Гомба стоял сзади, наблюдая за происходящим; каменное лицо застыло в безобразной маске. Руки сжимали весло так крепко, что могучие мускулы дрожали. – Она моя, – процедил он сквозь зубы.
Шейра вскочила на ноги.
– Нет, Гомба! Не смей меня отстаивать! Когда-то я любила тебя, но сейчас ты меня не интересуешь. Эта драка ничего не изменит. Конан спас меня и…
– Ты… – прошипел огромный ганак, выплевывая слона, словно слюни. – Ты в этом виноват, чужестранец! Отправляйся к своим богам! – С этими словами он двинулся на Конана.
Конан немедленно принял стойку кулачного бойца, оплакивая то обстоятельство, что его собственный меч остался преспокойно лежать у стенки в хижине Юконы. Встав между Шейрой и Гомбой, он угрожающе сжал кулаки.
– Отойди-ка, девочка. – Поначалу он хотел простить Гомбе все нанесенные им обиды, однако теперь в его груди вспыхнула ярость, которую можно было потушить лишь кровью. – Твой Гомба никогда уже не прикоснется к женщине, разве что соблазнит в аду дьяволицу! – С этими словами Конан бросился на копье.
Смертоносное острие не нашло ничего, кроме воздуха. Варвар вцепился в древко и потянул на себя, надеясь вырвать из рук противника. Невероятным образом ганак удержался на ногах. Не в силах противостоять чудовищному напору, Конан выпустил весло, за что немедленно поплатился. Сокрушительной силы удар наверняка бы расколол череп человека менее сильного. Конан упал на колени, однако снова схватил копье. Началась отчаянная борьба, похожая на детскую игру в перетягивание каната.

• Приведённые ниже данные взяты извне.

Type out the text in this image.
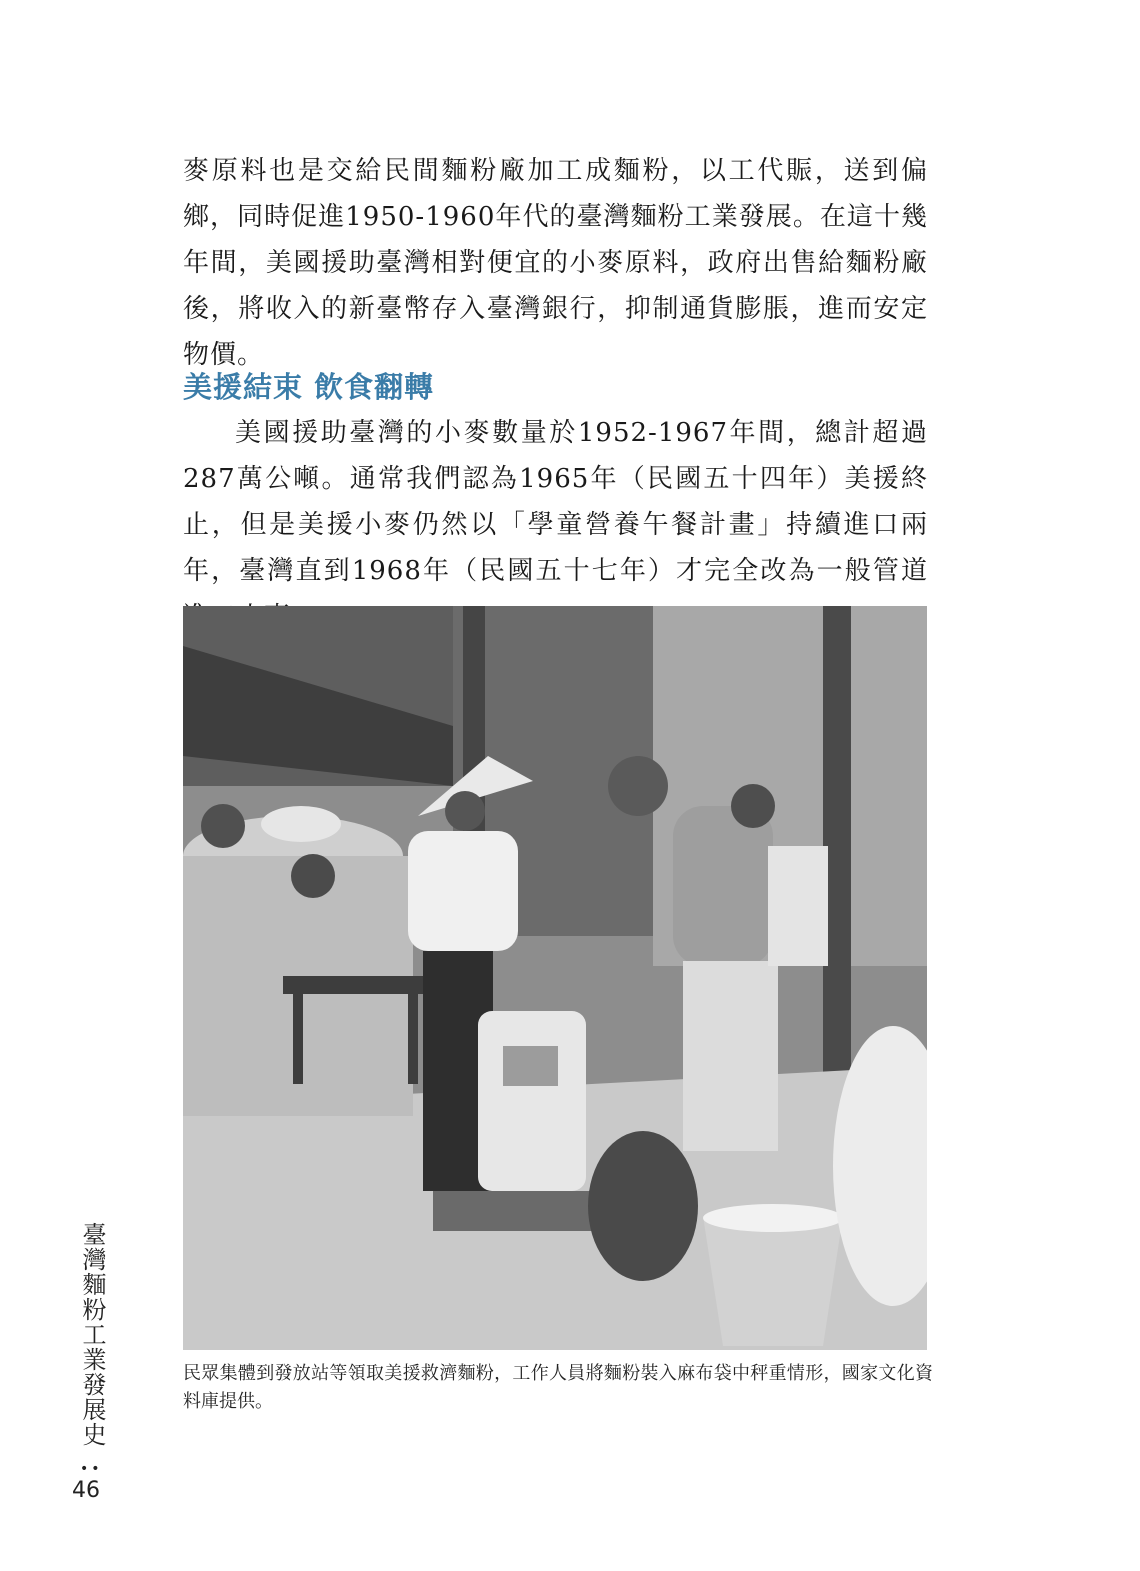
麥原料也是交給民間麵粉廠加工成麵粉，以工代賑，送到偏鄉，同時促進1950-1960年代的臺灣麵粉工業發展。在這十幾年間，美國援助臺灣相對便宜的小麥原料，政府出售給麵粉廠後，將收入的新臺幣存入臺灣銀行，抑制通貨膨脹，進而安定物價。

美援結束 飲食翻轉

美國援助臺灣的小麥數量於1952-1967年間，總計超過287萬公噸。通常我們認為1965年（民國五十四年）美援終止，但是美援小麥仍然以「學童營養午餐計畫」持續進口兩年，臺灣直到1968年（民國五十七年）才完全改為一般管道

民眾集體到發放站等領取美援救濟麵粉，工作人員將麵粉裝入麻布袋中秤重情形，國家文化資料庫提供。

臺灣麵粉工業發展史
••
46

Неожиданно Гомба сменил тактику и надавил вперед.
Конан почувствовал, как острие скользнуло по его шее. Обманным движением ему удалось в конце концов опрокинуть своего врага на землю. Завладев веслом, он принялся колотить Гомбу плоским концом, словно дубинкой. Не обращая внимания на удары, разъяренный ганак вскочил на ноги и снова бросился на киммерийца.
Шейра застыла на месте, стоя с открытым ртом, не в силах оторвать глаз от яростного поединка.
Варвар обрушил на Гомбу чудовищный шторм ударов и тем не менее вынужден был отступить. Пятясь назад, он не заметил сундука, который так и продолжал стоять на том месте, где его оставил ятаба, и, споткнувшись, опрокинулся на спину. Гомба торжествовал.
Обретя наконец голос, Шейра завопила что есть мочи и встала между мужчинами.
– Назад! – прокричал ей Конан, когда в его голове созрел новый план.
Продолжая лежать, он подождал, пока Гомба разопьет достаточную скорость, и выставил вперед весло. Расчет оказался точен, однако инстинкты ганака, отточенные годами тренировок, не подвели. Он ловко уклонился от копья и одним могучим движением вырвал его из рук Конана. Сломав его о колено и выбросив обломки, он бросился на распростертого киммерийца.
Варвар, который в приемах рукопашного боя разбирался не в пример лучше своего противника, тем не менее значительно уступал ему в силе. Избрав наиболее уязвимое место, он вцепился в его глотку и принялся давить с таким усердием, с которым, казалось, можно было задушить гиппопотама. Локоть Гомбы больно врезался в грудь, заставив задыхающегося киммерийца ослабить хват. Кашляя, он изловчился-таки пнуть Гомбу в пах. Ганак, который, по-видимому, не был знаком с такими приемами, скорчился в агонии. Воспользовавшись преимуществом, Конан пнул его снова, на этот раз в челюсть, которая омерзительно хрустнула.